Hatsjoe!!! Hoe breng je een griepgolf in kaart?

Vorige week gingen 58 op de 100.000 mensen met griepachtige klachten naar de huisarts. Voor onderzoeksinstituut Nivel het signaal dat de jaarlijkse griepepidemie begonnen is. Hoe meet het instituut dat? En wat gebeurt er met de cijfers?

Door Robert Heeg

Al sinds 1970 levert het Nivel (Nederlands Instituut voor Onderzoek van de Gezondheidszorg) cijfers over het aantal mensen met griepklachten. Mariëtte Hooiveld, senior onderzoeker Infectieziekten in de eerste lijn (surveillance) vertelt waarom dat belangrijk is. ‘Signaleren van toename van ziekte betekent onder meer: bewustwording, zo nodig jezelf beschermen, en de capaciteit van ziekenhuizen verhogen. Het biedt zicht op de epidemiologie van griep in Nederland en levert een bijdrage aan de internationale surveillance.

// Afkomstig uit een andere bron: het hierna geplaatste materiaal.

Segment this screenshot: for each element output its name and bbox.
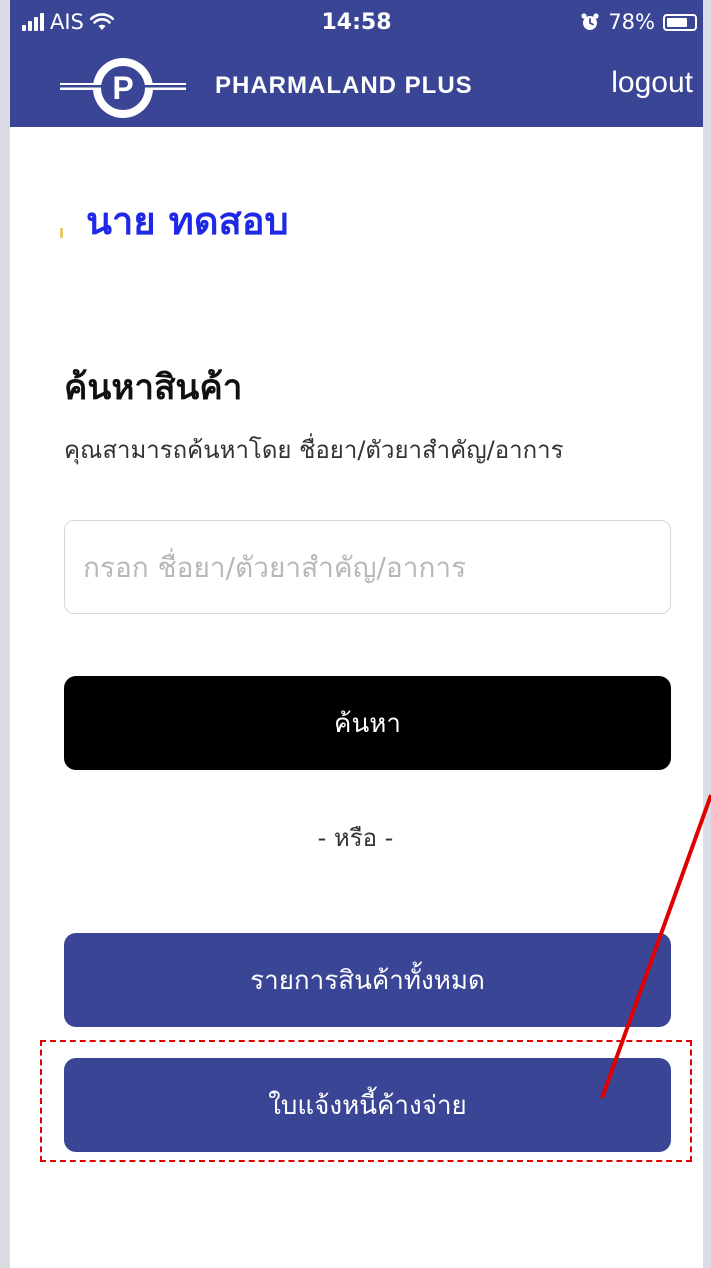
alarm-clock-icon	[581, 13, 599, 30]
battery-icon	[663, 13, 697, 31]
logo-letter: P	[112, 70, 133, 106]
status-right: 78%	[580, 10, 697, 34]
brand-name: PHARMALAND PLUS	[215, 72, 473, 99]
all-products-button-label: รายการสินค้าทั้งหมด	[250, 965, 485, 996]
or-divider: - หรือ -	[317, 824, 394, 852]
battery-percent: 78%	[608, 10, 655, 34]
app-header: AIS 14:58 78% P PHARMALAND PLUS logout	[10, 0, 703, 127]
search-button[interactable]: ค้นหา	[64, 676, 671, 770]
right-edge-margin	[703, 0, 711, 1268]
search-button-label: ค้นหา	[334, 708, 401, 739]
search-title: ค้นหาสินค้า	[64, 368, 243, 408]
all-products-button[interactable]: รายการสินค้าทั้งหมด	[64, 933, 671, 1027]
battery-level-fill	[667, 17, 687, 27]
nav-bar: P PHARMALAND PLUS logout	[10, 48, 703, 127]
search-input[interactable]	[64, 520, 671, 614]
user-name: นาย ทดสอบ	[86, 198, 289, 243]
left-edge-margin	[0, 0, 10, 1268]
pharmaland-logo: P	[60, 58, 186, 118]
logout-link[interactable]: logout	[611, 66, 693, 100]
app-screen: AIS 14:58 78% P PHARMALAND PLUS logout น…	[0, 0, 711, 1268]
search-subtitle: คุณสามารถค้นหาโดย ชื่อยา/ตัวยาสำคัญ/อากา…	[64, 436, 564, 464]
outstanding-invoice-button[interactable]: ใบแจ้งหนี้ค้างจ่าย	[64, 1058, 671, 1152]
outstanding-invoice-button-label: ใบแจ้งหนี้ค้างจ่าย	[268, 1090, 467, 1121]
user-name-marker	[60, 228, 63, 238]
status-bar: AIS 14:58 78%	[10, 0, 703, 48]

Het biedt ook zicht op de circulatie van het griepvirus en andere virussen, en op de karakterisering van het influenzavirus; welk type is het, en passen die types bij het griepvaccin en het onderzoek naar de effectiviteit van dit vaccin? Zo leveren de cijfers een bijdrage aan het bepalen van de samenstelling van het griepvaccin door de Wereldgezondheidsorganisatie (WHO), en zien we of er virussen circuleren die resistent zijn tegen antivirale middelen.’

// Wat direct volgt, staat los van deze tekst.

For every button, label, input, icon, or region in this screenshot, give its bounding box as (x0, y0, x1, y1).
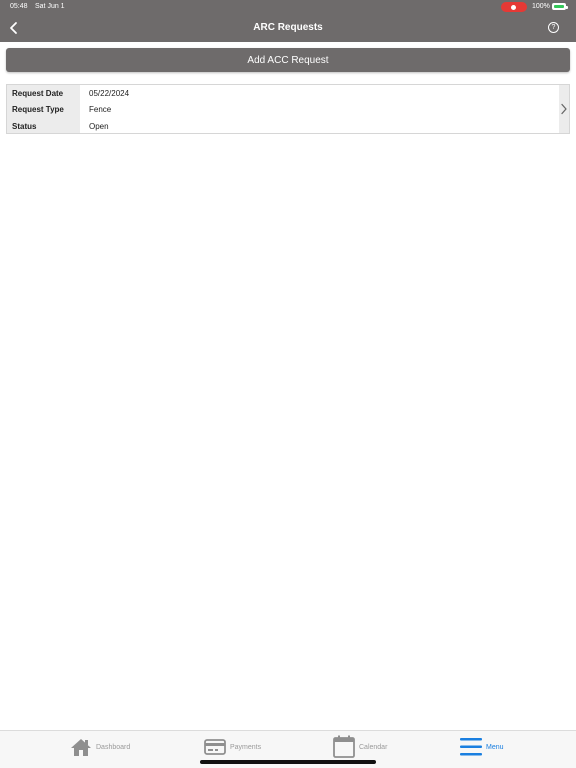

Het Nivel beschikt over een enorme hoeveelheid data die teruggaat tot 1970. De informatie komt uit peilstations en zorgregistraties. Hoe heeft jullie onderzoek zich in de loop der decennia ontwikkeld? 

‘Anders is dat we ons nu niet alleen richten op griep maar meer in bredere zin op luchtweginfecties, met name influenza, SARS-CoV-2 en RS-virus. Bij de start in 1970 was berekend dat een steekproef van ca. 1 procent van de bevolking voldoende was. Dat is nog steeds het geval. Maar voor de circulatie van virussen is na de coronapandemie gezegd dat hiervoor meer peilstations gewenst zijn en dat is toen uitgebreid.’

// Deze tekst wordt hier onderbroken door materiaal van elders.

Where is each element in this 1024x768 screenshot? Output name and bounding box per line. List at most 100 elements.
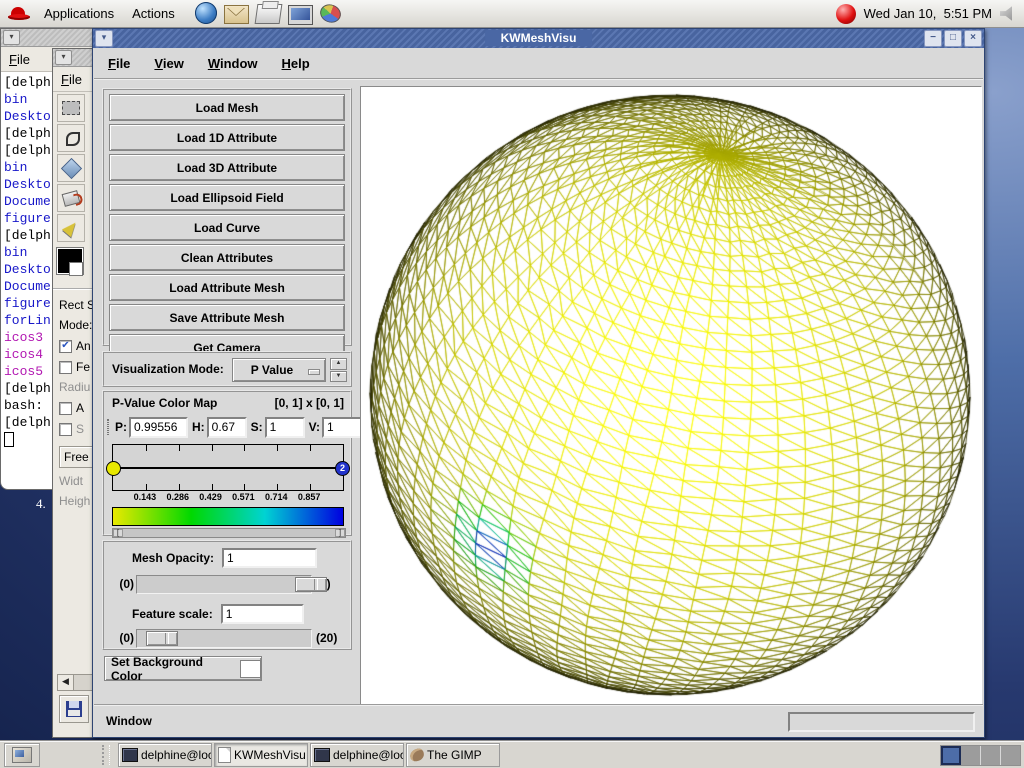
window-menu-icon[interactable]: ▾ xyxy=(95,30,113,47)
feature-slider-handle[interactable] xyxy=(146,631,178,646)
gimp-tool-button[interactable] xyxy=(57,154,85,182)
s-value-entry[interactable]: 1 xyxy=(265,417,305,438)
scroll-left-arrow-icon[interactable]: ◀ xyxy=(58,675,74,690)
gimp-tool-palette xyxy=(53,94,93,242)
grip-icon[interactable] xyxy=(107,419,109,435)
wireframe-sphere-canvas[interactable] xyxy=(361,87,979,703)
gimp-titlebar[interactable]: ▾ xyxy=(53,49,93,67)
function-tick xyxy=(179,484,180,490)
volume-icon[interactable] xyxy=(1000,6,1016,22)
antialias-checkbox-row[interactable]: ✔ An xyxy=(59,339,93,353)
background-color-swatch[interactable] xyxy=(69,262,83,276)
v-value-entry[interactable]: 1 xyxy=(322,417,362,438)
workspace-3[interactable] xyxy=(981,746,1001,765)
scrollbar-right-end[interactable]: ] xyxy=(335,529,345,537)
screenshot-icon[interactable] xyxy=(288,5,313,25)
save-attribute-mesh-button[interactable]: Save Attribute Mesh xyxy=(109,304,345,331)
mesh-opacity-entry[interactable]: 1 xyxy=(222,548,317,568)
colormap-handle-right[interactable]: 2 xyxy=(335,461,350,476)
gimp-color-swatches[interactable] xyxy=(57,248,87,282)
gimp-save-button[interactable] xyxy=(59,695,89,723)
spin-up-icon[interactable]: ▲ xyxy=(330,358,347,370)
task-button-delphine-loca[interactable]: delphine@loca xyxy=(310,743,404,767)
load-1d-attribute-button[interactable]: Load 1D Attribute xyxy=(109,124,345,151)
taskbar-grip[interactable] xyxy=(102,745,110,765)
function-tick xyxy=(310,484,311,490)
task-button-delphine-loca[interactable]: delphine@loca xyxy=(118,743,212,767)
email-icon[interactable] xyxy=(224,5,249,24)
applications-menu[interactable]: Applications xyxy=(40,4,118,23)
function-tick xyxy=(277,445,278,451)
free-select-dropdown[interactable]: Free xyxy=(59,446,94,468)
chart-icon[interactable] xyxy=(317,2,343,26)
load-mesh-button[interactable]: Load Mesh xyxy=(109,94,345,121)
mesh-viewport[interactable] xyxy=(360,86,982,706)
checkbox[interactable] xyxy=(59,361,72,374)
task-button-kwmeshvisu[interactable]: KWMeshVisu xyxy=(214,743,308,767)
terminal-titlebar[interactable]: ▾ xyxy=(1,29,93,47)
actions-menu[interactable]: Actions xyxy=(128,4,179,23)
titlebar[interactable]: ▾ KWMeshVisu − □ × xyxy=(93,29,984,48)
load-ellipsoid-field-button[interactable]: Load Ellipsoid Field xyxy=(109,184,345,211)
load-3d-attribute-button[interactable]: Load 3D Attribute xyxy=(109,154,345,181)
gimp-toolbox-window[interactable]: ▾ File Rect S Mode: ✔ An Fe Radiu A xyxy=(52,48,94,738)
workspace-1[interactable] xyxy=(941,746,961,765)
web-browser-icon[interactable] xyxy=(195,2,217,24)
spin-down-icon[interactable]: ▼ xyxy=(330,371,347,383)
terminal-menu-file[interactable]: File xyxy=(1,50,38,69)
show-desktop-button[interactable] xyxy=(4,743,40,767)
workspace-4[interactable] xyxy=(1001,746,1020,765)
p-value-entry[interactable]: 0.99556 xyxy=(129,417,188,438)
gimp-tool-button[interactable] xyxy=(57,214,85,242)
kwmeshvisu-window[interactable]: ▾ KWMeshVisu − □ × FileViewWindowHelp Lo… xyxy=(92,28,985,738)
visualization-mode-dropdown[interactable]: P Value xyxy=(232,358,326,382)
statusbar-label: Window xyxy=(106,714,152,728)
menu-help[interactable]: Help xyxy=(272,52,320,75)
colormap-scrollbar[interactable]: [ ] xyxy=(112,528,346,538)
h-value-entry[interactable]: 0.67 xyxy=(207,417,247,438)
window-menu-icon[interactable]: ▾ xyxy=(55,50,72,65)
checkbox[interactable] xyxy=(59,402,72,415)
checkbox-label: S xyxy=(76,422,84,436)
print-icon[interactable] xyxy=(254,4,282,24)
checkbox[interactable] xyxy=(59,423,72,436)
menu-file[interactable]: File xyxy=(98,52,140,75)
checkbox[interactable]: ✔ xyxy=(59,340,72,353)
function-tick xyxy=(146,484,147,490)
menu-view[interactable]: View xyxy=(144,52,193,75)
feather-checkbox-row[interactable]: Fe xyxy=(59,360,93,374)
window-menu-icon[interactable]: ▾ xyxy=(3,30,20,45)
load-attribute-mesh-button[interactable]: Load Attribute Mesh xyxy=(109,274,345,301)
menu-window[interactable]: Window xyxy=(198,52,268,75)
clean-attributes-button[interactable]: Clean Attributes xyxy=(109,244,345,271)
gimp-tool-button[interactable] xyxy=(57,184,85,212)
alert-notification-icon[interactable] xyxy=(836,4,856,24)
set-background-color-button[interactable]: Set Background Color xyxy=(104,656,262,681)
maximize-button[interactable]: □ xyxy=(944,30,962,47)
scrollbar-left-end[interactable]: [ xyxy=(113,529,123,537)
gimp-tool-button[interactable] xyxy=(57,124,85,152)
task-label: The GIMP xyxy=(427,748,482,762)
close-button[interactable]: × xyxy=(964,30,982,47)
colormap-function-editor[interactable]: 2 xyxy=(112,444,344,491)
gimp-icon xyxy=(409,747,426,762)
workspace-2[interactable] xyxy=(961,746,981,765)
sample-checkbox-row[interactable]: S xyxy=(59,422,93,436)
gimp-horizontal-scrollbar[interactable]: ◀ xyxy=(57,674,93,691)
opacity-slider-handle[interactable] xyxy=(295,577,327,592)
redhat-menu-icon[interactable] xyxy=(8,5,30,23)
workspace-switcher[interactable] xyxy=(940,745,1021,766)
task-button-the-gimp[interactable]: The GIMP xyxy=(406,743,500,767)
field-label: V: xyxy=(309,420,320,434)
auto-checkbox-row[interactable]: A xyxy=(59,401,93,415)
feature-scale-entry[interactable]: 1 xyxy=(221,604,304,624)
gimp-menu-file[interactable]: File xyxy=(53,70,90,89)
mesh-opacity-slider[interactable] xyxy=(136,575,312,594)
feature-scale-slider[interactable] xyxy=(136,629,312,648)
load-curve-button[interactable]: Load Curve xyxy=(109,214,345,241)
field-label: H: xyxy=(192,420,205,434)
gimp-tool-button[interactable] xyxy=(57,94,85,122)
minimize-button[interactable]: − xyxy=(924,30,942,47)
colormap-handle-left[interactable] xyxy=(106,461,121,476)
clock[interactable]: Wed Jan 10, 5:51 PM xyxy=(864,6,992,21)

Wat zijn voor het Nivel de uitdagingen bij het leveren van accurate griepcijfers? 

‘Huisartsen doen mee op vrijwillige basis. Ze krijgen er uiteraard een vergoeding voor, maar dat is niet hun belangrijkste motivatie. Huisartsen hebben het echter heel druk en dan is het een extra belasting om ook nog patiënten te motiveren om te mogen bemonsteren met een keel- en neuswatje. Het kost ook tijd om het monster af te nemen, te verpakken en aanvullende gegevens in te vullen. Dus het is wel extra werk. Daarom onderzoeken we nu samen met het RIVM of patiënten mogelijk zelf zo’n monster kunnen afnemen, vergelijkbaar met de zelftesten tijdens corona.’

Het Nivel meet veel meer dan alleen griep in Nederland. Wie kunnen er zoal gebruikmaken van deze data voor verder onderzoek?

‘Onze gegevens zijn beschikbaar voor andere onderzoekers. Die kunnen hiertoe een aanvraag bij ons indienen.’ 

Wisselen jullie ook internationaal data uit? 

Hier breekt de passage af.